SDG'ye gönderilen silahlar konusuna değinen McGurk; "Rakka çok kuvvetli bir şehir savaşı olacaktı bunun için Başkan kararı gerekti. Çünkü çok sınırlı da olsa bu silah için silah göndermemiz gerekecekti ki bu konuda NATO müttefikimiz Türkiye’ye karşı çok şeffaf olduk. Ama sonuçta Rakka’ya gidecektiysek bu kararın alınması gerekiyordu ve alındı. Bugün artık operasyonun ana aşaması tamamlandığı için gönderdiğimiz askeri desteğin seviyesinde düzenlemeler yapılacak" dedi.
Konuşmasının devamında SDG ile çalışmaya devam edeceklerini söyleyen Brett McGurk, şunları belirtti;
Yerel güçlerle çalışmak için Suriye’de kalmayı sürdüreceğiz. Eğitmekte olduğumuz Rakka’nın iç güvenlik gücü Suriye Demokratik Güçleri ile çalışmaya devam etmemizi sağlayacak bir güç. Ancak yıllar geçtikçe kampanya başlarken verdiğimiz desteğin biçiminde yeni düzenlemeler olacaktır. Bu çok olağan bir durum. Zaten plan her zaman buydu. Bu önümüzdeki yıl da bir şekilde devam edecek.

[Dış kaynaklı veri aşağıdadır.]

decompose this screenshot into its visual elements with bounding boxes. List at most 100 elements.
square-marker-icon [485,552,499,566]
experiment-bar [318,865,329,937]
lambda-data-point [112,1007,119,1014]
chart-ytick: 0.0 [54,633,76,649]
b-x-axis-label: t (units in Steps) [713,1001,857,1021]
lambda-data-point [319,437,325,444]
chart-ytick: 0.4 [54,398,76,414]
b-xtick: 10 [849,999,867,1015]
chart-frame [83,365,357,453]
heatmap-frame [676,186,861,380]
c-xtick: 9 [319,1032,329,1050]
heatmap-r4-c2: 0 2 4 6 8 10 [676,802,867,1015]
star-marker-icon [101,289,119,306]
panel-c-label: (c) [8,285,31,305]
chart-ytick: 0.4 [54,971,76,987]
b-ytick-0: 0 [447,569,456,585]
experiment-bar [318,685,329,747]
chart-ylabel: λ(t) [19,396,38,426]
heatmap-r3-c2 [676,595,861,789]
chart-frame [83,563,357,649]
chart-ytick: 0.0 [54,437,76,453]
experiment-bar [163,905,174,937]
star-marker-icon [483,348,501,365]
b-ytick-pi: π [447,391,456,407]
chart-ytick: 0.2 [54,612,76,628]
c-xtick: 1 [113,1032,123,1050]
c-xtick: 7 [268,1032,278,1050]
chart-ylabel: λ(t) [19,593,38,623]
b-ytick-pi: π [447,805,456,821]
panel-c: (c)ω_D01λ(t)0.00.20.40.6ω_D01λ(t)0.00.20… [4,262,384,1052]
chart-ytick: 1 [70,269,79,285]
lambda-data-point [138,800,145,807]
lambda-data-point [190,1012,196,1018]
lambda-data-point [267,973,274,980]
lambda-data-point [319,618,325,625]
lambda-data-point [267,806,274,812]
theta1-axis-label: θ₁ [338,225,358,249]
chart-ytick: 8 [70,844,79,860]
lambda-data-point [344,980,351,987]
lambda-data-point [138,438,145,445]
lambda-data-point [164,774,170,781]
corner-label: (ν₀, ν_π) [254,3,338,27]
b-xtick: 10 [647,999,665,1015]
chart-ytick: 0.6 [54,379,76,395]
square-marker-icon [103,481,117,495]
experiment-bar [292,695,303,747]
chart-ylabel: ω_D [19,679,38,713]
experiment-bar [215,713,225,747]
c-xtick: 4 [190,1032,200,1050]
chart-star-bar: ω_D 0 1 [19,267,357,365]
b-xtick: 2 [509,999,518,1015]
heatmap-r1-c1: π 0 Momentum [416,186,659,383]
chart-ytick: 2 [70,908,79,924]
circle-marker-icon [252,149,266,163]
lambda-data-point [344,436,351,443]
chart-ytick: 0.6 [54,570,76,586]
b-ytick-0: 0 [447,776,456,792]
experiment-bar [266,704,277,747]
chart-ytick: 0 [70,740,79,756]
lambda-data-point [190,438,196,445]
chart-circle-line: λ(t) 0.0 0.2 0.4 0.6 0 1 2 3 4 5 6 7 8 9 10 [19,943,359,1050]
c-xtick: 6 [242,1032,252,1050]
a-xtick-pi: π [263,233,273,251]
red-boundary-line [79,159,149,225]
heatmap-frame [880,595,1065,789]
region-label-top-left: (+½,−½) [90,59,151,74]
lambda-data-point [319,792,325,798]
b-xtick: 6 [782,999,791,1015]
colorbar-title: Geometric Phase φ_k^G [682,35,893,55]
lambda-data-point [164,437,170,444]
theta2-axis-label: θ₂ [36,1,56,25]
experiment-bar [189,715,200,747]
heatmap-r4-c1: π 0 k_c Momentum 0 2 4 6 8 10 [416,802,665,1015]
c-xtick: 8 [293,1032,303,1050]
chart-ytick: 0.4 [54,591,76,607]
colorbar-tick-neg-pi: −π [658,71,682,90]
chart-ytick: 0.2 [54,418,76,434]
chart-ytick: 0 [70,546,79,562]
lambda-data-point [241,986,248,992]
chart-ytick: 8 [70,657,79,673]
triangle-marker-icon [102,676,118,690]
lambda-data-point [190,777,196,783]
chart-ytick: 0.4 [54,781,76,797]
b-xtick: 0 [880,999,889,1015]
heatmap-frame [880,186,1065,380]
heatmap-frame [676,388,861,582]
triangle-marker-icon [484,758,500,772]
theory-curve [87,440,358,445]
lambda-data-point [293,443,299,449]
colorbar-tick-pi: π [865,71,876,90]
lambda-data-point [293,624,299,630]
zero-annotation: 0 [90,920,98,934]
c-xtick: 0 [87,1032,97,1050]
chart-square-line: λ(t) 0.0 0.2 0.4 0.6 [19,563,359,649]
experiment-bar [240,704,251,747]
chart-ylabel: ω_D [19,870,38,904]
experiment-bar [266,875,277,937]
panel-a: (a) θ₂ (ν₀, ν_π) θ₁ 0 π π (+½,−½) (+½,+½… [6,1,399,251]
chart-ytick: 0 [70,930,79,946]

Ancak Suriye’de kalmaya devam ettiğimiz sürece SDG ile çalışmayı sürdüreceğiz. Yerel halkın kendi yaşadıkları bölgelerde söz sahibi olmasını istiyoruz.
Suriye içinde küçük ceplerde IŞİD’le ciddi çatışmalar devam ediyor. Bu iş henüz bitmiş değil. 2017 yılında önemli başarı kaydetmiş olsak da bu konuda çalışan kimse şampanya patlatmaya başladığımızı söyleyemez. Hala çok yolumuz var. Suriye’de sahada muhtemelen hala aylar sürecek operasyonlar olacak. Sadece geçen hafta koalisyon 31 hava saldırısı düzenledi. Bu saldırılarda üst düzey IŞİD yöneticileri öldürüldü.
Suriye’deki aktörleri bir araya getireceği söylenen Soçi toplantısı için Ruslarla görüşüyoruz. Önce kasımda yapılacak dendi, sonra aralık dendi, şimdi ocak hatta şubat deniyor. Rusya bize Soçi’nin doğrudan Cenevre’ye katkı sağlayacak bir şey olacağını söylüyor. Eğer öyleyse nihayetinde Cenevre sürecine katkı sağlayabilir. Ancak biz şunu kesinlikle desteklemeyiz; Cenevre’ye paralel tamamen başka bir süreç. Bu tür bir sürecin meşruiyeti de olmaz. Siyasi uzlaşmanın yapılacağı yer Cenevre. Bu sadece ABD’nin politikası değil Rusların da Da Nang açıklamasıyla kabul ettiği bir şey. Dolayısıyla Soçi meselesinin nereye varacağını bekleyip görmek gerekecek.
İranlıların garantör olduğu her şeye gerçek bir şüpheyle baktığımızı da söylemek isterim. Astana sürecine katılmamamızın sebebi de bu tür bir inandırıcılık sorunu olmasıydı.